Powerful and not for everyone: The testament of Ann Lee
Rhiannon Grant reviews this recent film, a biography of a woman who received a spiritual leading to found a new community - the Shakers.
The testament of Ann Lee (2025, dir. Mona Fastvold) is a biography of a woman who received a spiritual leading to found a new community. It takes us from her childhood in the mills of Manchester to her death as the leader of the Shaker movement in America.
Like Quakers, Shakers are a branch of Protestant Christianity with a strong emphasis on God speaking directly to individual believers. The revelations people receive in the film are often comparable to those received by Quakers, both historically and today.
It's a profound and, at times, disturbing film, with a deep sense of the beauty and pain of life. But although the film's narration sometimes stands back from potential miracles, it takes spiritual experiences to be real within the plot in ways which reminded me of how Quakers speak about our leadings and concerns. It includes positive depictions of topics rarely covered in mainstream films: spiritual ecstasy, people being led by the Spirit, and the attractions of a faith community.

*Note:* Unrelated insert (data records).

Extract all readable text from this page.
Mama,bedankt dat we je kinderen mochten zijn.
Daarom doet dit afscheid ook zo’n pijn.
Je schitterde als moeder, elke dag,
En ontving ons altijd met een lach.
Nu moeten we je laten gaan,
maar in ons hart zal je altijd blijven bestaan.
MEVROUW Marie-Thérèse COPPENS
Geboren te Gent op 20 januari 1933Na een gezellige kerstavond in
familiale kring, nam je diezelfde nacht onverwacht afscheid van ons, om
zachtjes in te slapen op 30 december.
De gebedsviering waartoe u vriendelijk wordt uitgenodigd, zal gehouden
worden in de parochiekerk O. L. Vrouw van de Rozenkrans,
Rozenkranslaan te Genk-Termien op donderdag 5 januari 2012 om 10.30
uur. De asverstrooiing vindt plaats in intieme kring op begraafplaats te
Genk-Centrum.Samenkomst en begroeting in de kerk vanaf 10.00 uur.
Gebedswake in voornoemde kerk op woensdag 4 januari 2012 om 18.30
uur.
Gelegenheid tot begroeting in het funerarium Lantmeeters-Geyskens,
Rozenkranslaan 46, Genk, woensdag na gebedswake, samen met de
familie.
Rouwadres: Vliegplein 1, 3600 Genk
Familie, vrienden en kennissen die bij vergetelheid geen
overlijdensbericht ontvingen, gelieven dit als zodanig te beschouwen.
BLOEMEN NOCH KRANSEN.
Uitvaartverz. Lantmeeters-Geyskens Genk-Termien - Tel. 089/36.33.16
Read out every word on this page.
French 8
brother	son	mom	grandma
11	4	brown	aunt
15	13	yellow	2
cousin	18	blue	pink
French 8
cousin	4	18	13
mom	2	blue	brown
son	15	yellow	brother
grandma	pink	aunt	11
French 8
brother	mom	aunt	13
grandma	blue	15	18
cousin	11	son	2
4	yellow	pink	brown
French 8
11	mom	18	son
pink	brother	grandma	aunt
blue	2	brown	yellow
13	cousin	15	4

Ann Lee (1736-1784, played by Amanda Seyfried) had a difficult life and the film embraces this. The story features physical and sexual assault, several deaths, and religious persecution. As part of setting the scene, it includes children working in unhealthy factory conditions, enslaved people being openly trafficked (to which Ann Lee and her group cry out 'Shame!'), Native Americans who are being colonised as well as befriending the new arrivals, and the outbreak of war.
Women's leadership
Ann Lee is clearly shown to be a leader, sometimes the leader, of her Shaker community. At some points she is treated as the second coming of Christ. Less direct is the Quaker connection: the narration tells us briefly that the Shakers we meet early in the film are a breakaway group, known as Shaking Quakers for their more physical worship style. The spiritual equality of women and men is another aspect of this inheritance.
For some characters in the story, Ann's abilities are incompatible with her gender, and they struggle to accept her religious role or challenge her femininity. One of several deeply disturbing scenes shows her skirts being ripped away to examine her genitals. Overall, however, the film is on Ann's side. She is a successful spiritual leader, the people who follow her love her dearly, she wins over sceptics by her God-given insight and willingness to work hard as well as pray hard, and her community flourishes. Fans of Quaker women like Margaret Fell are likely to agree with this too.
Not for everyone
The Shaker community is not for everyone. As leader, Ann Lee has some strict principles and will not be moved, especially once she has established her rule of celibacy. She does not condemn sexual activity within marriage, but people who form those relationships have to leave her group, even when that means being reduced to a very small number. (This principle has been maintained; at the end of the film we're told by an information card that the Shaker population at the time it was made was two people.)
The film will also not be for everyone. The content can be disturbing. Although this was sometimes gory or explicit, it was a genuine part of the story, with tragic events (such as Ann's four labours and the deaths of her babies) shown rather than merely being told at a remove. Although hard to watch, this gave a feeling of truth-telling to the film's structure which resonates with Quaker approaches.
The film is described as a musical, but this is not a world of showtunes. It uses some traditional Shaker melodies and explores the power of sound and the human voice to express anguish, fear, and guilt. My wife found the soundtrack, especially the episodes of screaming, deeply unpleasant, more so than the images. As well as music, the worship involves crying out and groans, making this a feature of the moments of release as well as the points of highest tension in the story. While very different to the Quaker worship I usually attend, I felt I recognised the experiences and found this an effective way of making the feeling of worship visible and audible.
Dance and bodies
The film's focus on a physical worship style gives it a theme of human movement which goes on to inform all other scenes. There are moments of specific, choreographed dance, as people come together in prayer. At other times, emotion is expressed through balletic movement. In mourning her lost children Ann acts out her feelings through dance moves which include holding and rocking her own leg as if it were a baby.
The cinematography is striking throughout, with key images framed plainly and directly, giving a sense of not looking away from sometimes horrible things. As the Shaker community develops in the later part of the film, we see that this is an echo of the Shaker aesthetic itself, beautiful in being simple and functional. At the end of the film, Ann's dead body is washed, dressed, and placed in a plain, carefully made coffin, with the same loving attention the community show for their buildings, furniture, orchards, and each other.
If this film has a lesson for Quakers today, it might be about the importance of the body in worship. We tend to focus on outward stillness and silence as a way to cultivate inward stillness and openness. In the scenes of worship in this film, it seems to me that the Shakers are shown as reaching the same point of authentic, inward connection with the Divine by a very different route.
This powerful film is one to see with care and, perhaps, a friend. It might work well for a small group who can discuss it afterwards, perhaps unpacking some of the Biblical imagery, asking how the Shaker experience compares to other spiritual experiences, and debriefing the upsetting aspects. This could include difficult but much needed discussions about sexual assault and a consideration of how Quakers reached very different conclusions about sexuality.